Un coût environnemental élevé que paie
surtout la Chine
Les terres rares ne sont pas aussi rares que le laisse penser
leur nom. Elles sont même assez répandues, comme certains métaux de base. Par
exemple, le cérium est aussi répandu dans l'écorce terrestre que d'autres
métaux plus usuels comme le cuivre. Mais ils sont généralement mélangés à
d’autres minéraux, ce qui rend leur extraction et leur raffinage coûteux,
surtout lorsque les normes environnementales doivent être respectées.

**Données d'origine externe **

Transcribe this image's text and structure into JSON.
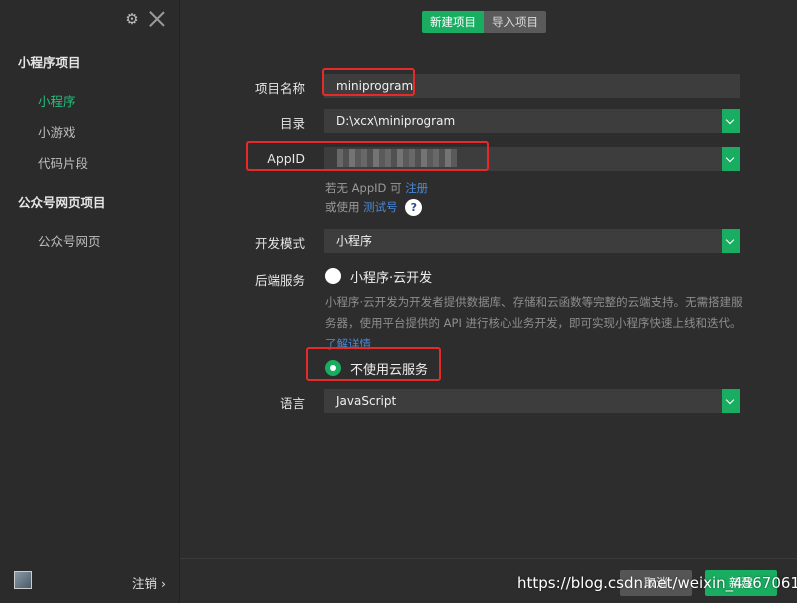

Selon le Bureau de recherches géologiques et minières, la Chine
détient environ 47% des réserves mondiales de terres rares. La Russie, le
Groenland, le Canada, le Vietnam, les Etats-Unis et plusieurs pays d’Afrique
sont riches en terres rares. Mais le Brésil et la Russie n’exploitent pas leurs
réserves à cause des risques de rejet de quantités considérables de produits
toxiques et radioactifs.
En plus de détenir les plus grandes réserves de terres rares, la
Chine en est également le premier producteur. D’après les données de l’US Geological Survey, l’empire du Milieu aurait produit en
2018, 120 000 tonnes, soit 71% de la production mondiale, loin devant des
pays comme l’Australie (20 000 t) ou les États-Unis (15 000 t).
Toutefois, il faut noter que l'influence de la Chine sur le
marché des terres rares est relativement récente. Entre les années 1960 et
1980, la majeure partie de l'approvisionnement mondial était produite en
Amérique, à partir de la mine Mountain Pass en Californie.

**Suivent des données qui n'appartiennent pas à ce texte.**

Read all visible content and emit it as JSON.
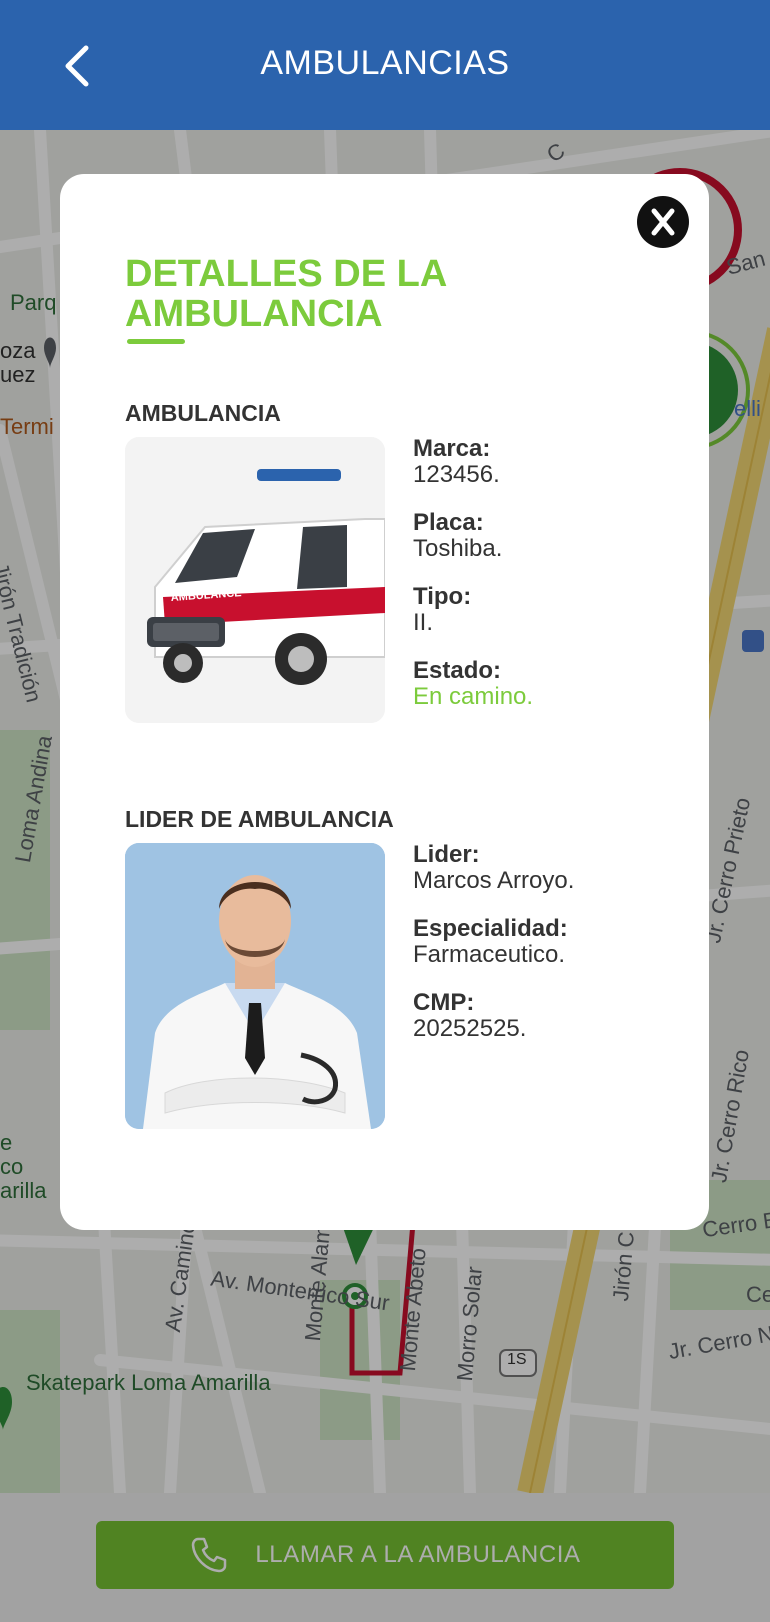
{
  "header": {
    "title": "AMBULANCIAS"
  },
  "map": {
    "labels": {
      "avenue": "Av. Monterrico Sur",
      "park": "Skatepark Loma Amarilla",
      "road1": "Monte Alamo",
      "road2": "Monte Abeto",
      "road3": "Morro Solar",
      "road4": "Av. Caminos del",
      "road5": "Jr. Cerro Prieto",
      "road6": "Loma Andina",
      "road7": "Jirón Tradición",
      "road8": "Jr. Cerro N",
      "road9": "Cerro Blan",
      "road10": "Jirón C",
      "road11": "Jr. Cerro Rico",
      "highway": "1S",
      "frag_parq": "Parq",
      "frag_oza": "oza",
      "frag_uez": "uez",
      "frag_termi": "Termi",
      "frag_san": "San J",
      "frag_elli": "elli",
      "frag_e": "e",
      "frag_co": "co",
      "frag_arilla": "arilla",
      "frag_ce": "Ce",
      "frag_c": "C"
    }
  },
  "modal": {
    "title": "DETALLES DE LA AMBULANCIA",
    "ambulance": {
      "heading": "AMBULANCIA",
      "fields": [
        {
          "label": "Marca:",
          "value": "123456."
        },
        {
          "label": "Placa:",
          "value": "Toshiba."
        },
        {
          "label": "Tipo:",
          "value": "II."
        },
        {
          "label": "Estado:",
          "value": "En camino."
        }
      ],
      "vehicle_text": "AMBULANCE"
    },
    "leader": {
      "heading": "LIDER DE AMBULANCIA",
      "fields": [
        {
          "label": "Lider:",
          "value": "Marcos Arroyo."
        },
        {
          "label": "Especialidad:",
          "value": "Farmaceutico."
        },
        {
          "label": "CMP:",
          "value": "20252525."
        }
      ]
    },
    "close_icon": "close-icon"
  },
  "call_button": {
    "label": "LLAMAR A LA AMBULANCIA",
    "icon": "phone-icon"
  },
  "colors": {
    "header": "#2b63ad",
    "accent": "#7ccb3c",
    "status": "#7ccb3c",
    "button": "#76c233"
  }
}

L'usine de traitement de la mine a été fermée en 1998
après des problèmes d'évacuation des eaux usées toxiques. Ce n'est qu'à partir
des années 1990 que la Chine a pris en charge l'essentiel de la production,
ainsi que les coûts environnementaux qui y sont associés.

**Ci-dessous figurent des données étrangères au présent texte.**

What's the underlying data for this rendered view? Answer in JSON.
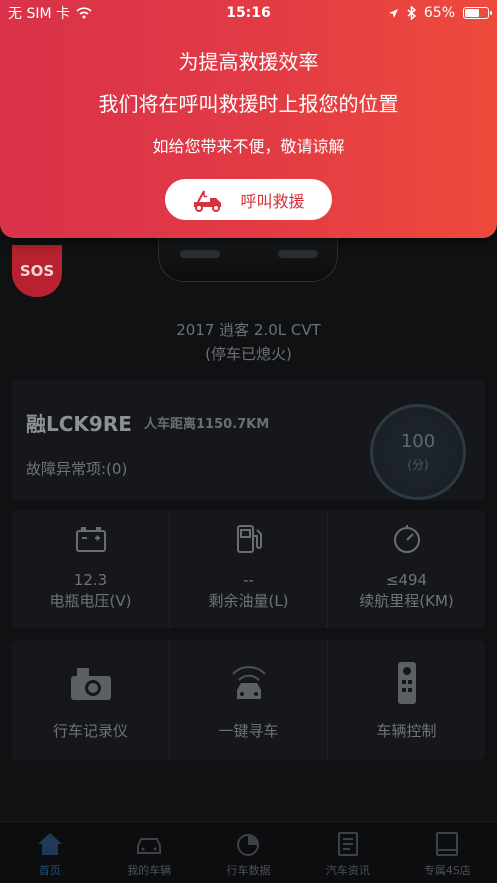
{
  "status_bar": {
    "carrier": "无 SIM 卡",
    "time": "15:16",
    "battery": "65%",
    "battery_level": 0.65
  },
  "alert": {
    "line1": "为提高救援效率",
    "line2": "我们将在呼叫救援时上报您的位置",
    "line3": "如给您带来不便，敬请谅解",
    "button_label": "呼叫救援"
  },
  "sos_label": "SOS",
  "car": {
    "model": "2017 逍客 2.0L CVT",
    "state": "(停车已熄火)"
  },
  "health": {
    "plate": "融LCK9RE",
    "distance": "人车距离1150.7KM",
    "fault": "故障异常项:(0)",
    "score": "100",
    "score_unit": "(分)"
  },
  "stats": [
    {
      "icon": "battery-icon",
      "value": "12.3",
      "label": "电瓶电压(V)"
    },
    {
      "icon": "fuel-pump-icon",
      "value": "--",
      "label": "剩余油量(L)"
    },
    {
      "icon": "range-gauge-icon",
      "value": "≤494",
      "label": "续航里程(KM)"
    }
  ],
  "tools": [
    {
      "icon": "dashcam-icon",
      "label": "行车记录仪"
    },
    {
      "icon": "find-car-icon",
      "label": "一键寻车"
    },
    {
      "icon": "remote-control-icon",
      "label": "车辆控制"
    }
  ],
  "tabs": [
    {
      "icon": "home-icon",
      "label": "首页",
      "active": true
    },
    {
      "icon": "car-icon",
      "label": "我的车辆"
    },
    {
      "icon": "pie-chart-icon",
      "label": "行车数据"
    },
    {
      "icon": "news-icon",
      "label": "汽车资讯"
    },
    {
      "icon": "4s-store-icon",
      "label": "专属4S店"
    }
  ],
  "colors": {
    "alert_start": "#d9324a",
    "alert_end": "#ee4a3c",
    "sos": "#b8222e",
    "active_tab": "#2a4d74"
  }
}
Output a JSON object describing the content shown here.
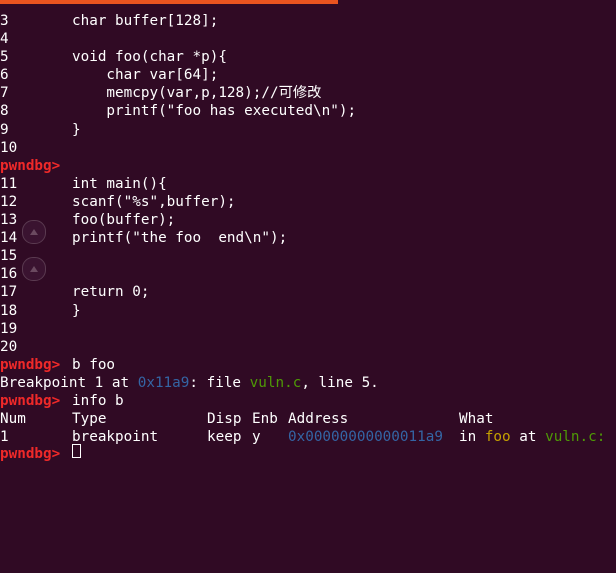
{
  "colors": {
    "background": "#300a24",
    "text": "#ffffff",
    "prompt": "#ef2929",
    "filename": "#4e9a06",
    "address": "#3465a4",
    "function": "#c4a000",
    "progress": "#e9541f"
  },
  "source_lines": [
    {
      "n": "3",
      "code": "char buffer[128];"
    },
    {
      "n": "4",
      "code": ""
    },
    {
      "n": "5",
      "code": "void foo(char *p){"
    },
    {
      "n": "6",
      "code": "    char var[64];"
    },
    {
      "n": "7",
      "code": "    memcpy(var,p,128);//可修改"
    },
    {
      "n": "8",
      "code": "    printf(\"foo has executed\\n\");"
    },
    {
      "n": "9",
      "code": "}"
    },
    {
      "n": "10",
      "code": ""
    }
  ],
  "prompt": "pwndbg>",
  "source_lines_2": [
    {
      "n": "11",
      "code": "int main(){"
    },
    {
      "n": "12",
      "code": "scanf(\"%s\",buffer);"
    },
    {
      "n": "13",
      "code": "foo(buffer);"
    },
    {
      "n": "14",
      "code": "printf(\"the foo  end\\n\");"
    },
    {
      "n": "15",
      "code": ""
    },
    {
      "n": "16",
      "code": ""
    },
    {
      "n": "17",
      "code": "return 0;"
    },
    {
      "n": "18",
      "code": "}"
    },
    {
      "n": "19",
      "code": ""
    },
    {
      "n": "20",
      "code": ""
    }
  ],
  "commands": {
    "break_cmd": "b foo",
    "break_result": {
      "prefix": "Breakpoint 1 at ",
      "address": "0x11a9",
      "mid": ": file ",
      "file": "vuln.c",
      "suffix": ", line 5."
    },
    "info_cmd": "info b"
  },
  "table": {
    "headers": {
      "num": "Num",
      "type": "Type",
      "disp": "Disp",
      "enb": "Enb",
      "address": "Address",
      "what": "What"
    },
    "row": {
      "num": "1",
      "type": "breakpoint",
      "disp": "keep",
      "enb": "y",
      "address": "0x00000000000011a9",
      "what_prefix": "in ",
      "what_func": "foo",
      "what_mid": " at ",
      "what_file": "vuln.c:"
    }
  },
  "icons": {
    "gutter_button_1": "triangle-up-icon",
    "gutter_button_2": "triangle-up-icon"
  }
}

De l’importance des terres rares dans
la guerre commerciale…
Depuis la décision de Washington de placer Huawei
sur une liste noire, une réponse de la Chine était attendue. Dans un entretien
accordé au Financial Times, à Londres, Ryan Castilloux,
directeur d’Adamas Intelligence, une firme
spécialisée dans les terres rares, a indiqué que la récente visite du président
chinois à l’industrie des terres rares n’a rien d’un hasard. «Cette visite
indique que les Chinois savent non seulement que les terres rares sont importantes
pour les industries américaines de haute technologie, mais aussi pour le
secteur de la défense», a-t-il déclaré.
Pour les plus alarmistes, Pékin pourrait aller jusqu’à
couper l’approvisionnement des terres rares aux États-Unis. Si une telle approche
parait extrême, elle n’est pourtant pas invraisemblable. En 2010, en
représailles à un différend territorial, la Chine n’a pas hésité à interrompre
les exportations de terres rares vers le Japon. Les entreprises de haute
technologie nippones, alors très dépendantes du voisin chinois, avaient été
durement touchées.
En outre, pour «protéger ses ressources menacées
d'épuisement», la Chine avait instauré des quotas d'exportation.
Les États-Unis, l'Union européenne et le Japon, accusant Pékin de profiter de sa
mainmise sur l’industrie, ont porté l'affaire devant l'Organisation mondiale du
commerce (OMC), qui leur a donné raison en 2015. «On
ne peut exclure que la Chine mette le même type de pression sur les États-Unis
en invoquant des problèmes environnementaux», déclare Kokichiro Mio, un spécialiste de
la Chine à l’institut de recherche NLI au Japon.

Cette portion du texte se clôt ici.